How development programmes choose to measure the empowerment of women and girls impacts whether an intervention ultimately contributes to or impedes their empowerment. In a new paper, KIT Royal Tropical Institute provides insight and guidance on the value of participatory approaches, those that ground the measurement of empowerment in the lives and perspectives of women and girls.
The paper, entitled “What do participatory approaches have to offer the measurement of empowerment of women and girls”, aims to inspire practitioners, monitoring and evaluation specialists and policy makers working on the measurement of empowerment of women and girls in development programmes. It was co-authored by KIT gender experts Julie Newton, Franz Wong and Anouka van Eerdewijk.

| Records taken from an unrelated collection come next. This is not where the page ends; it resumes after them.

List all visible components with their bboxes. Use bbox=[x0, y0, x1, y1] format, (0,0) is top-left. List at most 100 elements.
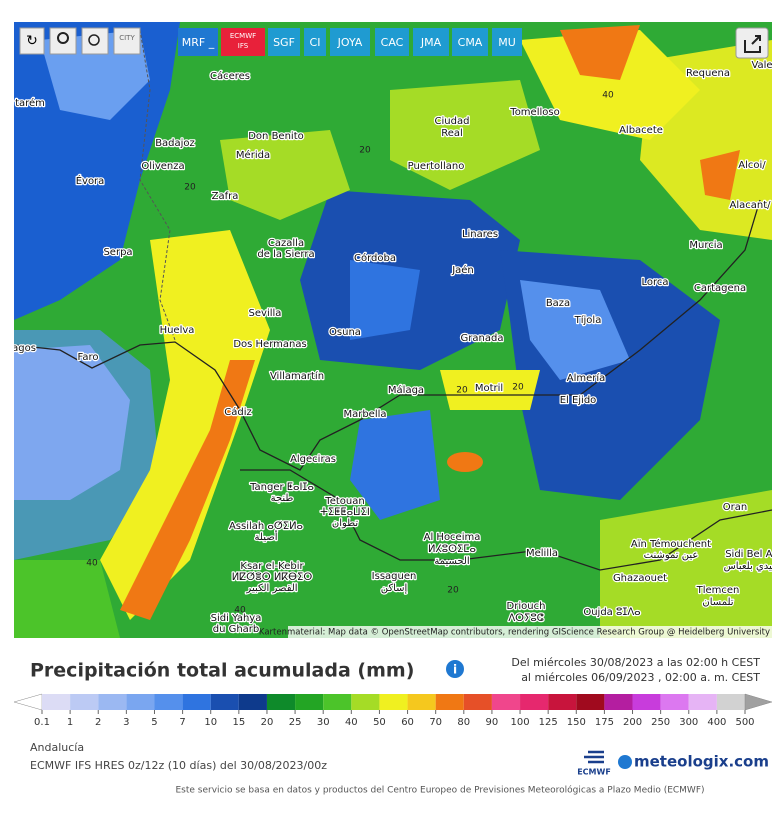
place-label: du Gharb bbox=[213, 624, 260, 635]
city-button[interactable] bbox=[113, 27, 141, 55]
place-label: Sidi Yahya bbox=[211, 613, 262, 624]
place-label: Évora bbox=[76, 174, 105, 187]
rain-area bbox=[640, 40, 772, 240]
model-button[interactable] bbox=[413, 28, 449, 56]
place-label: Al Hoceima bbox=[424, 532, 481, 543]
place-label: Jaén bbox=[451, 264, 474, 276]
place-label: Cartagena bbox=[694, 283, 746, 294]
place-label: Assilah ⴰⵚⵉⵍⴰ bbox=[229, 521, 303, 532]
legend-label: 300 bbox=[679, 717, 698, 728]
place-label: Vale bbox=[751, 60, 772, 71]
place-label: Olivenza bbox=[141, 161, 184, 172]
legend-arrow bbox=[744, 693, 773, 711]
legend-swatch bbox=[716, 694, 745, 710]
legend-swatch bbox=[632, 694, 661, 710]
legend-label: 3 bbox=[123, 717, 129, 728]
info-icon: i bbox=[453, 663, 457, 677]
place-label: Tetouan bbox=[324, 496, 364, 507]
place-label: Murcia bbox=[689, 240, 722, 251]
place-label: Granada bbox=[461, 333, 504, 344]
rain-area bbox=[700, 150, 740, 200]
contour-label: 20 bbox=[184, 183, 196, 193]
legend-label: 80 bbox=[457, 717, 470, 728]
legend-label: 20 bbox=[261, 717, 274, 728]
contour-label: 40 bbox=[86, 559, 98, 569]
model-button[interactable] bbox=[178, 28, 218, 56]
legend-swatch bbox=[351, 694, 380, 710]
place-label: tarém bbox=[15, 97, 45, 109]
legend-swatch bbox=[520, 694, 549, 710]
place-label: Mérida bbox=[236, 149, 270, 161]
place-label: Cazalla bbox=[268, 238, 304, 249]
legend-swatch bbox=[660, 694, 689, 710]
pin-icon bbox=[57, 32, 69, 44]
model-label: CI bbox=[310, 36, 321, 49]
place-label: Algeciras bbox=[290, 454, 336, 465]
credit: Este servicio se basa en datos y product… bbox=[175, 785, 704, 796]
place-label: Don Benito bbox=[248, 131, 304, 142]
model-label: CAC bbox=[381, 36, 404, 49]
model-button[interactable] bbox=[452, 28, 488, 56]
model-button[interactable] bbox=[375, 28, 409, 56]
place-label: ⵍⵃⵓⵙⵉⵎⴰ bbox=[428, 544, 476, 555]
place-label: Issaguen bbox=[372, 571, 417, 582]
rain-area bbox=[350, 260, 420, 340]
attribution-bg bbox=[288, 626, 772, 638]
place-label: Faro bbox=[78, 352, 99, 363]
locate-button[interactable] bbox=[49, 27, 77, 55]
rain-area bbox=[447, 452, 483, 472]
border bbox=[139, 29, 176, 341]
model-button[interactable] bbox=[330, 28, 370, 56]
legend-label: 1 bbox=[67, 717, 73, 728]
place-label: Ksar el-Kebir bbox=[240, 561, 304, 572]
place-label: Motril bbox=[475, 383, 503, 394]
model-button[interactable] bbox=[304, 28, 326, 56]
legend-label: 60 bbox=[401, 717, 414, 728]
place-label: Zafra bbox=[212, 191, 239, 202]
rain-area bbox=[520, 280, 630, 380]
legend-label: 500 bbox=[735, 717, 754, 728]
place-label: Málaga bbox=[388, 384, 424, 396]
place-label: الحسيمة bbox=[434, 556, 469, 567]
refresh-button[interactable] bbox=[19, 27, 45, 55]
place-label: تلمسان bbox=[702, 597, 733, 608]
rain-area bbox=[600, 490, 772, 638]
legend-swatch bbox=[98, 694, 127, 710]
contour-label: 20 bbox=[447, 586, 459, 596]
legend-swatch bbox=[238, 694, 267, 710]
place-label: Dos Hermanas bbox=[233, 339, 306, 350]
zoom-button[interactable] bbox=[81, 27, 109, 55]
place-label: Alcoi/ bbox=[738, 160, 766, 171]
rain-area bbox=[120, 360, 255, 620]
legend-label: 7 bbox=[179, 717, 185, 728]
legend-swatch bbox=[491, 694, 521, 710]
legend-label: 175 bbox=[595, 717, 614, 728]
place-label: Oran bbox=[723, 502, 747, 513]
place-label: سيدي بلعباس bbox=[724, 561, 779, 572]
place-label: Ciudad bbox=[435, 116, 470, 127]
place-label: Villamartín bbox=[270, 370, 324, 382]
info-button[interactable] bbox=[446, 660, 464, 678]
legend-swatch bbox=[548, 694, 577, 710]
legend-swatch bbox=[604, 694, 633, 710]
share-icon bbox=[744, 35, 761, 53]
rain-area bbox=[14, 330, 160, 560]
model-label: SGF bbox=[273, 36, 295, 49]
rain-area bbox=[350, 410, 440, 520]
legend-label: 5 bbox=[151, 717, 157, 728]
legend-swatch bbox=[42, 694, 71, 710]
model-button[interactable] bbox=[268, 28, 300, 56]
model-button[interactable] bbox=[492, 28, 522, 56]
contour-label: 20 bbox=[512, 383, 524, 393]
legend-swatch bbox=[182, 694, 211, 710]
place-label: Marbella bbox=[343, 409, 386, 420]
place-label: Córdoba bbox=[354, 252, 396, 264]
model-button[interactable] bbox=[221, 28, 265, 56]
place-label: El Ejido bbox=[560, 395, 597, 406]
place-label: Baza bbox=[546, 298, 570, 309]
legend-swatch bbox=[576, 694, 605, 710]
rain-area bbox=[100, 230, 270, 620]
legend-swatch bbox=[210, 694, 239, 710]
place-label: Requena bbox=[686, 68, 730, 79]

The potential pitfalls of measuring empowerment
The empowerment of women and girls is regaining much attention from diverse development actors. It is viewed as an important development objective in itself and as a means to other key development outcomes such as nutrition, food security, and health.
What is empowerment?
KIT defines empowerment as the expansion of choice and strengthening of voice through the transformation of power relations, so women and girls have more control over their lives and future.
Women and girls’ own articulations and experiences of empowerment are part and parcel of the process of empowerment. This also applies to efforts to measure their empowerment. The very nature of empowerment suggests that it should be driven and led by those whose lives it affects. This implies that measurement is informed by women and girls’ realities and interests.
But amidst the current enthusiasm to measure empowerment, there is concern that the advancement of women and girls becomes driven by measurement and data. The danger is that the efforts to measure empowerment become an end in itself, and are not grounded in women and girls’ voices and interpretations of what empowerment means to them as both a process and an outcome.
Moreover, there is increasing concern that it will be co-opted to support the achievement of other development outcomes rather than gender equality as a goal in itself. Without adequate input from women and girls, there is the real possibility that the measurement process can actually be disempowering and cause harm.
Participatory approaches to measuring the empowerment of women and girls are one effective way to help mitigate these concerns.
Why participatory approaches have value for measuring empowerment
Participatory approaches is an umbrella term for a diversity of methods that emphasise the active involvement of people in the decisions that affect their lives; through speaking up, being listened to and ensuring their voices are acted upon to influence action.
In practical terms, participatory approaches can facilitate more accurate data on empowerment by grounding evidence in women and girls’ interpretations of empowerment. This contributes to an improved understanding of how interventions empower or disempower. The paper provides guidance as well as illustrative examples of when and how participatory approaches can be used to measure the empowerment of women and girls.
Participatory approaches to measuring empowerment of women and girls: Why use them?
They ensure that different groups of women and girls can voice their concerns and perspectives throughout the implementation process
They place the voice of women and girls at the centre of measurement process
They challenge top-down traditional development partnerships, shifting power into local hands and local ownership and control of data
They prioritise the selected empowerment outcomes and analysis is informed by the voice of women and girls at different stages of the monitoring, evaluation and learning process
More on the paper
The paper builds on recent webinar on measuring empowerment of women and girls for the CGIAR Collaborative Platform for Gender Research. The paper draws on on-line consultation with the Pelican Platform for evidence-based Learning and Communications for Social Change and Gender and Evaluation Community. This builds on earlier work focused on developing a conceptual model on women and girls empowerment for the Bill and Melinda Gates Foundation used to inform their Gender Equality Strategy.